Worst feared after mud wall flattens town
FAMILY and friends of 90 people still missing after a wall of mud flattened the outskirts of a rural Washington state town increasingly feared for the worst yesterday as the governor called for a statewide moment of silence a week after the disaster.
“The number is so big and it’s so negative. It’s hard to grasp,” said 66-year-old Bob Michajla, a volunteer who has been helping search part of the 2.6-square-kilometer debris field. “These are all friends and neighbors and family. Everybody knows everybody in this valley.”
The number of people presumed dead grew to 27 on Friday as officials said one more body had been located in a field of muck and debris left when a rain-soaked hillside collapsed without warning on March 22, engulfing dozens of homes on the outskirts of Oso, northeast of Seattle.
But the official death toll lagged at 17, based on bodies found, extricated and identified, a process complicated by the fact that some remains have not been found intact.
Authorities have located 10 more bodies in recent days but those are not yet included in the official toll. Officials have repeatedly warned the number could soon rise substantially.

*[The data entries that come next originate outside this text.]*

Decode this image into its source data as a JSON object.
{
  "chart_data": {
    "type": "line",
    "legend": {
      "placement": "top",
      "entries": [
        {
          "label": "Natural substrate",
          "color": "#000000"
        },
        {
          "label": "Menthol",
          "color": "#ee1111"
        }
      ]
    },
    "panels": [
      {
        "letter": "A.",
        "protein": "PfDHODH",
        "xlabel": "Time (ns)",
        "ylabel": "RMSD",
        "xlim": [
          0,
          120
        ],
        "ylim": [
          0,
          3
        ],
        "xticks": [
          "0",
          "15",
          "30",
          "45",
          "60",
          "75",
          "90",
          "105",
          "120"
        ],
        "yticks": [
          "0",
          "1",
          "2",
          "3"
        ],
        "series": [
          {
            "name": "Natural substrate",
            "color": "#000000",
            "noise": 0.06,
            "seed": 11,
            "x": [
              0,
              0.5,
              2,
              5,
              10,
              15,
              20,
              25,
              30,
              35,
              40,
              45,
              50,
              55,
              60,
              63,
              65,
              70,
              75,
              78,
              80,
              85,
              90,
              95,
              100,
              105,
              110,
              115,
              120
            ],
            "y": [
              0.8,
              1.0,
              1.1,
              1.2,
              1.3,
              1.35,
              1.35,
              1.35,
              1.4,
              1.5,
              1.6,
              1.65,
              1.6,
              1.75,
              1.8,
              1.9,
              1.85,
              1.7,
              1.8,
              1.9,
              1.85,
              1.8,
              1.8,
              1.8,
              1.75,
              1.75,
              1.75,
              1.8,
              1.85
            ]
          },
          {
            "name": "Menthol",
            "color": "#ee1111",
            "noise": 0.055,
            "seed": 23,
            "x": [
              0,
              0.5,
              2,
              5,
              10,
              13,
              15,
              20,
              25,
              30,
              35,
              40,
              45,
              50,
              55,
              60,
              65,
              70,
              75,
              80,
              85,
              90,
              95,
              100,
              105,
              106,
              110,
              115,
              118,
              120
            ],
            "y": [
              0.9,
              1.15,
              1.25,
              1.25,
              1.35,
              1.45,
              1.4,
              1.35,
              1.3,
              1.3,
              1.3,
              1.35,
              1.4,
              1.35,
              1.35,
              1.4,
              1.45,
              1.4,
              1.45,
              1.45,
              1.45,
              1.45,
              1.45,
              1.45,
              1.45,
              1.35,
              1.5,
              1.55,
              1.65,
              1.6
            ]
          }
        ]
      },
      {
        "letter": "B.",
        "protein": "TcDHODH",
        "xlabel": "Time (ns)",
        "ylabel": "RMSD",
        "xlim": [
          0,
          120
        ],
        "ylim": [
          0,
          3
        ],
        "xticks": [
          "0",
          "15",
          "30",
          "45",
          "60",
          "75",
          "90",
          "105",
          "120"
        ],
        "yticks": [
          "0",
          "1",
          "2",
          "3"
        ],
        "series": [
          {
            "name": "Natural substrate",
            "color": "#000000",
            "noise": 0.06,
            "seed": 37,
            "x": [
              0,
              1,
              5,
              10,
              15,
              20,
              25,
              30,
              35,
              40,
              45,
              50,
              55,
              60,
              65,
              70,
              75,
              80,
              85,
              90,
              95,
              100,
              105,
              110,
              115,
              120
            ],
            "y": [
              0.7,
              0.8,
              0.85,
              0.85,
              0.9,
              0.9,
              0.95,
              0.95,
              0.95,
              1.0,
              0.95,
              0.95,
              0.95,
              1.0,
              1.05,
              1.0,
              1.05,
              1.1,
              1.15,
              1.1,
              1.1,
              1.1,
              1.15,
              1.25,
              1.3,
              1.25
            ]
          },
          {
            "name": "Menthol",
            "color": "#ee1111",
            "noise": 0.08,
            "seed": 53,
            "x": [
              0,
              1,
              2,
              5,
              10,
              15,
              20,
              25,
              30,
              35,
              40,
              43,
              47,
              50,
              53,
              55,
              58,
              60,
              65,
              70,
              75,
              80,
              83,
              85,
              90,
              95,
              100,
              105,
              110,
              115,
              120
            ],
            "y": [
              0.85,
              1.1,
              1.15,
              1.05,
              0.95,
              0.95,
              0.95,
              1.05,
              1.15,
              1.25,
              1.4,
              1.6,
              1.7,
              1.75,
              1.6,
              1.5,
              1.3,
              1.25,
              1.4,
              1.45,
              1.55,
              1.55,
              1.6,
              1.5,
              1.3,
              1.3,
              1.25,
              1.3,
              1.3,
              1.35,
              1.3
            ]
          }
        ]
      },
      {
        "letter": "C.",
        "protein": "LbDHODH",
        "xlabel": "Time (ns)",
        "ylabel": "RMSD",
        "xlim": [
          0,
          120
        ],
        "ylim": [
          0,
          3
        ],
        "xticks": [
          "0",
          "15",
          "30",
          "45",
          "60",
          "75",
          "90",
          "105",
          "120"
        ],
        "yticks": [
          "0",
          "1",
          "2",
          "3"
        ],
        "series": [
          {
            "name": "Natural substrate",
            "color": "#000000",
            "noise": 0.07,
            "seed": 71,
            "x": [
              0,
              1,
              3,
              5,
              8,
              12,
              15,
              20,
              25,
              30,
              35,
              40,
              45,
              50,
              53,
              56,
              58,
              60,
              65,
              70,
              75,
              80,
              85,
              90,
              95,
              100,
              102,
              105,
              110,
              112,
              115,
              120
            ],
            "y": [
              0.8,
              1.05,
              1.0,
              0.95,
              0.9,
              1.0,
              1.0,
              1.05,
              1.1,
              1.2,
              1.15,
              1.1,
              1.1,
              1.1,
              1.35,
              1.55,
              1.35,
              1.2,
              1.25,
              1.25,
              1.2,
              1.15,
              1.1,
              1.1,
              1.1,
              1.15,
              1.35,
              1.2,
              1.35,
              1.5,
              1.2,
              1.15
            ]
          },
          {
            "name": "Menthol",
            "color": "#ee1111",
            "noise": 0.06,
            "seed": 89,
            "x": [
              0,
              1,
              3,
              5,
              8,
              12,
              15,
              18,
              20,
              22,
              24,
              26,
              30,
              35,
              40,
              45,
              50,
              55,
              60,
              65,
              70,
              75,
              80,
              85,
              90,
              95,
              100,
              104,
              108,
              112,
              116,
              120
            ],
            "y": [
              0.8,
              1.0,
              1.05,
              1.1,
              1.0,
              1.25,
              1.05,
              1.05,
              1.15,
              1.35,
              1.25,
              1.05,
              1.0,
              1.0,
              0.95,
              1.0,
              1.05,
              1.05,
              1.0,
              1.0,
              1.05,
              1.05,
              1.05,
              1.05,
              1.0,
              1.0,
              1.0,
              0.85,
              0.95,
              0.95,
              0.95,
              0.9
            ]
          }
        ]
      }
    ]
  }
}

An estimated 180 people lived in the path of the landslide, and authorities said on Friday they were bracing for the worst for those still listed as missing in one of the strongest official acknowledgments that many of those lives may be lost.
“We always want to hold out hope but I think we have to at some point expect the worst,” Snohomish County Executive Director Gary Haakenson told a Friday evening news conference.
“The crews are finding bodies in the field. It’s a very slow process. It was miserable to begin with. As you all know, it’s rained heavily the last few days. It’s made the quicksand even worse,” he said.
The plight of the Spillers family has garnered much attention. Postings on memorial web pages say Billy Spillers, 30, was at home with his four children when the hillside collapsed onto their home. Four-year-old Jacob Spillers was pulled out alive but his sister Kaylee, 5, was found dead. Billy and his two other children are still unaccounted for. The mother was not at home and survived.